Okay, so I think I figured out what you want.

 

$start_date is the first date. You may have picked it arbitrarily, I don't know. 14 days later is the end of that cycle (1+14=15), and 15 days later (2015-12-30) is actually day 1 of the next cycle.

 

Now you have a $chosen_date. That's going to be 15 * k + d inclusive days between it and the starting date, where k is the number of complete cycles between them and d would be the day number. As an example, with 2015-12-31 it's 17 = 15 * (1) + (2), meaning 1 complete cycle and the date is day #2 in the cycle.

 

If the chosen date is 2016-03-30, that's 108 days later or day #109 (1+108) of the cycle. 109 = 15 * (7) + 4 and so the date is day #4 of whatever cycle.

 

Right?

[unistake]

Hi Requinix,

 

Thanks for your post. You are absolutely right in your logic and a much better explanation than mine!

 

I'm just stuck putting this maths in to php!

[requinix]

Alright.

 

Use a DateTime for the chosen date and diff it to starting date. That will give you a DateInterval which can tell you how many days are between the two dates. Since you don't care about the number of cycles between the two dates (k from before) all you have to do is use modulus to get the day number (d). Which needs a bit more of an explanation.

 

Say the diff is 108 days. The most obvious course of action is to +1 (because the starting date is day #1 and not day #0) and %15 to get 4. That's not quite right.

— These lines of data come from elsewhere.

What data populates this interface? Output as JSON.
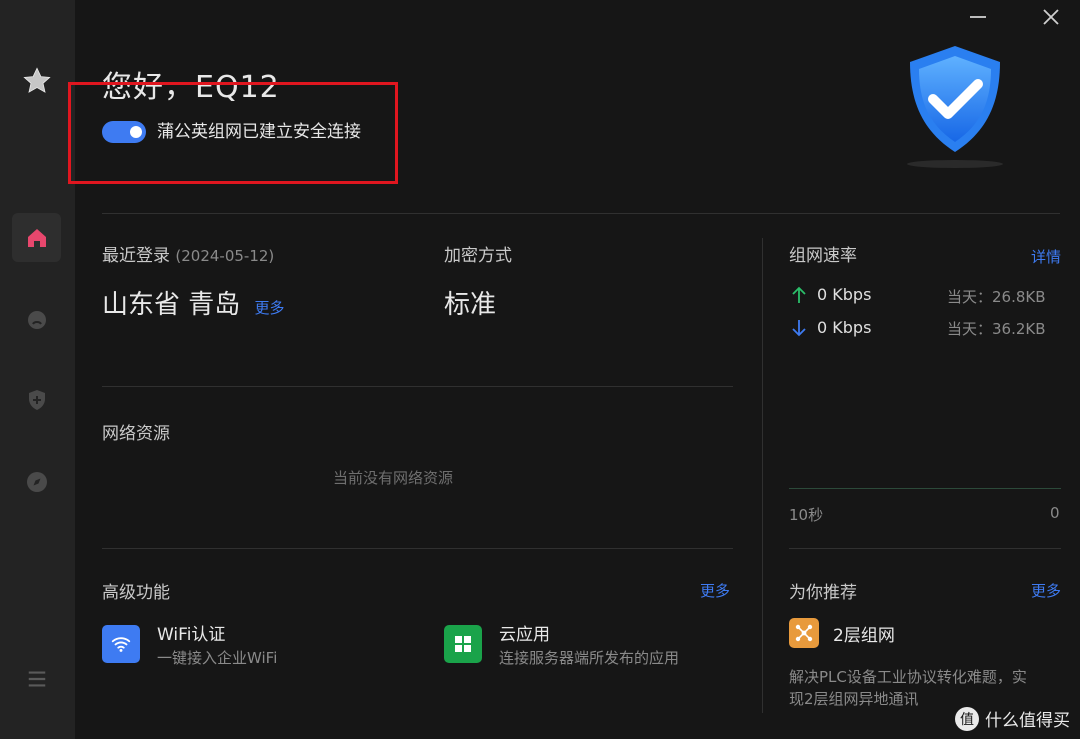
{
  "sidebar": {
    "items": [
      {
        "icon": "star-icon",
        "name": "nav-favorites"
      },
      {
        "icon": "home-icon",
        "name": "nav-home"
      },
      {
        "icon": "chat-icon",
        "name": "nav-messages"
      },
      {
        "icon": "shield-plus-icon",
        "name": "nav-security"
      },
      {
        "icon": "compass-icon",
        "name": "nav-discover"
      },
      {
        "icon": "menu-icon",
        "name": "nav-menu"
      }
    ],
    "active_color": "#e8476d"
  },
  "window": {
    "minimize": "—",
    "close": "✕"
  },
  "header": {
    "greeting": "您好，EQ12",
    "connection_status": "蒲公英组网已建立安全连接",
    "toggle_on": true
  },
  "login": {
    "label": "最近登录",
    "date": "(2024-05-12)",
    "location": "山东省 青岛",
    "more": "更多"
  },
  "encryption": {
    "label": "加密方式",
    "value": "标准"
  },
  "network_resources": {
    "label": "网络资源",
    "empty_text": "当前没有网络资源"
  },
  "speed": {
    "label": "组网速率",
    "detail_link": "详情",
    "upload": {
      "rate": "0 Kbps",
      "today": "当天：26.8KB"
    },
    "download": {
      "rate": "0 Kbps",
      "today": "当天：36.2KB"
    },
    "axis_left": "10秒",
    "axis_right": "0"
  },
  "advanced": {
    "label": "高级功能",
    "more": "更多",
    "items": [
      {
        "title": "WiFi认证",
        "desc": "一键接入企业WiFi",
        "color": "#3e7bf2"
      },
      {
        "title": "云应用",
        "desc": "连接服务器端所发布的应用",
        "color": "#1aa34a"
      }
    ]
  },
  "recommend": {
    "label": "为你推荐",
    "more": "更多",
    "item_title": "2层组网",
    "item_desc_line1": "解决PLC设备工业协议转化难题，实",
    "item_desc_line2": "现2层组网异地通讯",
    "icon_color": "#e89a3c"
  },
  "watermark": {
    "glyph": "值",
    "text": "什么值得买"
  },
  "colors": {
    "accent": "#3e7bf2",
    "highlight_box": "#e0161f",
    "up_arrow": "#2bbf6a",
    "down_arrow": "#3e7bf2"
  }
}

Say the diff is 14 days. Smaller number. +1 is 15 and %15 is 0. That's not right: you need to get 15 and not 0. You could say "if result == 0 then result = 15" but there's an easier way:

($diff % 15) + 1

What you're actually doing is taking the diff, +1 because of the starting date, then doing a trick where you -1 then %15 then +1. Watch:

(14 % 15) + 1 = 15

which is the result you wanted. And

(108 % 15) + 1 = 4

like before.

 

$pattern = 15;

$start_date = new DateTime("2015-12-14"); // day 1
// Day 15 = 2015-12-29

$chosen_date = new DateTime("2016-03-30");

$difference = $chosen_date->diff($start_date)->days;

$day_number = ($difference % $pattern) + 1;

If($day_number == 13 || $day_number == 15) {
Echo "possible outcome. Day $day_number.";
}
Else {
Echo "not possible, day $day_number";
}

[unistake]

Thanks Requinix,

 

Makes great sense! I had a problem when it came to thinking about the number of cycles 'k' and didnt know the best way to do this,

 

I was thinking making the difference of dates as a percentage and ignoring the number of cycles that would come before the decimal point.

 

I'll post the script when I make it up later today

 

Cheers